The US Department of Energy is offering 11 million barrels of crude oil for sale from its strategic oil reserves, with delivery taking place in October and November.
The move appears to be an attempt to stabilise energy prices as the renewed sanctions on Iran start to take effect, which could result in over two million barrels per day (bpd) being taken off the market.
Domestic oil production in the US has hit record highs this thanks to oil producers like ExxonMobil, the maker of oils such as the high-performance synthetic gas engine oil Mobil Pegasus 1, investing in developing both shale oil production and offshore production in the federal waters of the Gulf of Mexico.
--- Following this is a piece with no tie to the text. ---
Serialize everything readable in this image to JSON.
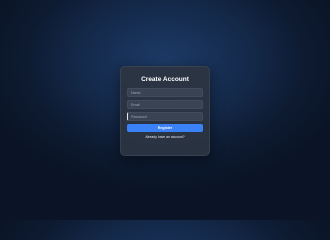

Despite this, US production alone will unlikely be able to compensate for the lost production from Iran due to infrastructure constraints.
The sale from the strategic reserves may therefore provide some breathing space while the US and other countries with spare capacity, most notably Saudi Arabia and Russia, ramp up production.
The US Strategic Petroleum Reserve currently comprises 660.0 million barrels of crude oil, enough to supply the country for 36 days at 2013 consumption levels, even without domestic production and oil imports. It was established following the 1973 energy crises, but the size of the reserve has been questioned in recent years given the country’s resurgent oil production and the reduced reliance on oil imports. In 2014, the U.S. Government Accountability Office recommended reducing the size of the reserve in a report.